Fathers and partners often spend pregnancies looking forward to what they will be able to do with their new baby. A miscarriage, ectopic pregnancy, stillbirth, neonatal death, or similar losses represents a loss of those dreams.
Men often grieve the loss of a pregnancy or baby in the shadows. Many cultural and societal pressures can make partners feel like they must be strong for the mother or other family members or that he didn’t connect with the pregnancy as much as the mother did. These myths can be devastating and may be perpetuated by differences in how men and women tend to grieve.
Each person processes grief in a unique and personal way. Common emotions of grief include sadness, anger, disbelief, frustration, and acceptance. Physical symptoms can include sleeplessness, increased sleeping, increased or decreased appetite, nausea, lack of focus, or headaches. Give yourself permission to feel the emotions you are experiencing and time the address your symptoms in a way that is right for you.
Partners may feel resentment that the mother is receiving most of the attention. It can be normal to feel this way. In some situations, you may also have fears about your partner’s health, safety, and future fertility. Don’t hesitate to tell others if you need support, too.

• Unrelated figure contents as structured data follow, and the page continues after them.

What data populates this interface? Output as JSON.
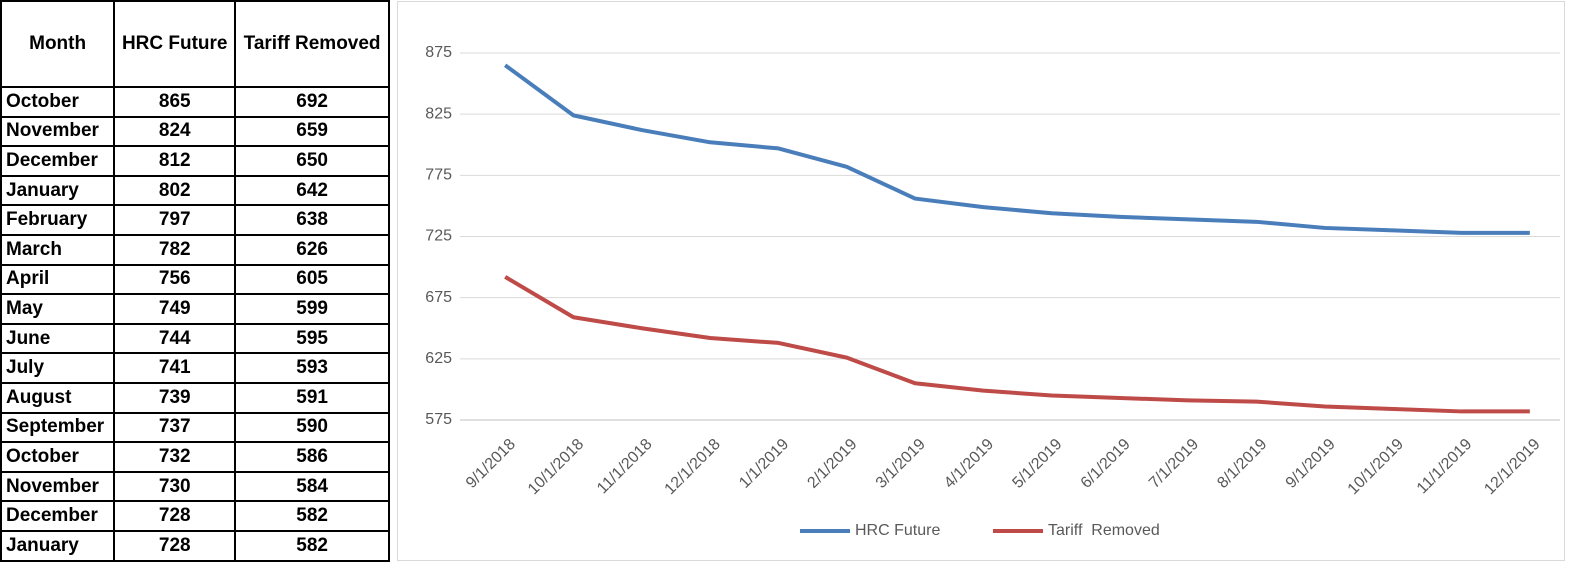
{
  "table": {
    "header": [
      "Month",
      "HRC Future",
      "Tariff Removed"
    ],
    "rows": [
      [
        "October",
        "865",
        "692"
      ],
      [
        "November",
        "824",
        "659"
      ],
      [
        "December",
        "812",
        "650"
      ],
      [
        "January",
        "802",
        "642"
      ],
      [
        "February",
        "797",
        "638"
      ],
      [
        "March",
        "782",
        "626"
      ],
      [
        "April",
        "756",
        "605"
      ],
      [
        "May",
        "749",
        "599"
      ],
      [
        "June",
        "744",
        "595"
      ],
      [
        "July",
        "741",
        "593"
      ],
      [
        "August",
        "739",
        "591"
      ],
      [
        "September",
        "737",
        "590"
      ],
      [
        "October",
        "732",
        "586"
      ],
      [
        "November",
        "730",
        "584"
      ],
      [
        "December",
        "728",
        "582"
      ],
      [
        "January",
        "728",
        "582"
      ]
    ]
  },
  "chart_data": {
    "type": "line",
    "categories": [
      "9/1/2018",
      "10/1/2018",
      "11/1/2018",
      "12/1/2018",
      "1/1/2019",
      "2/1/2019",
      "3/1/2019",
      "4/1/2019",
      "5/1/2019",
      "6/1/2019",
      "7/1/2019",
      "8/1/2019",
      "9/1/2019",
      "10/1/2019",
      "11/1/2019",
      "12/1/2019"
    ],
    "series": [
      {
        "name": "HRC Future",
        "color": "#4a7ebb",
        "values": [
          865,
          824,
          812,
          802,
          797,
          782,
          756,
          749,
          744,
          741,
          739,
          737,
          732,
          730,
          728,
          728
        ]
      },
      {
        "name": "Tariff  Removed",
        "color": "#be4b48",
        "values": [
          692,
          659,
          650,
          642,
          638,
          626,
          605,
          599,
          595,
          593,
          591,
          590,
          586,
          584,
          582,
          582
        ]
      }
    ],
    "ylim": [
      575,
      875
    ],
    "yticks": [
      575,
      625,
      675,
      725,
      775,
      825,
      875
    ],
    "grid": true,
    "legend": "bottom"
  }
}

Some men find it helpful to be busy during this time. There may be tasks that need to be completed, phone calls to make, or projects that feel appropriate. Fathers tend to return to work earlier than mothers, although this is not always the case. Other things that can help include talking with friends or family, attending a support group, connecting with another father who has been through a similar experience, talking to your partner, writing down your thoughts, or engaging in activities you find calming and therapeutic. Professional counseling is available and recommended if your emotions are interfering in daily activities, interfering with your relationships, are prolonged, or cause you to think about harming yourself. Â
Recognizing if you and your partner are greiving different can be helpful in understanding and supporting each other. Grief is hard work that takes a lot of energy. Being a partner to someone who is grieving is equally hard work. Be kind to yourselves as you both handle these new roles.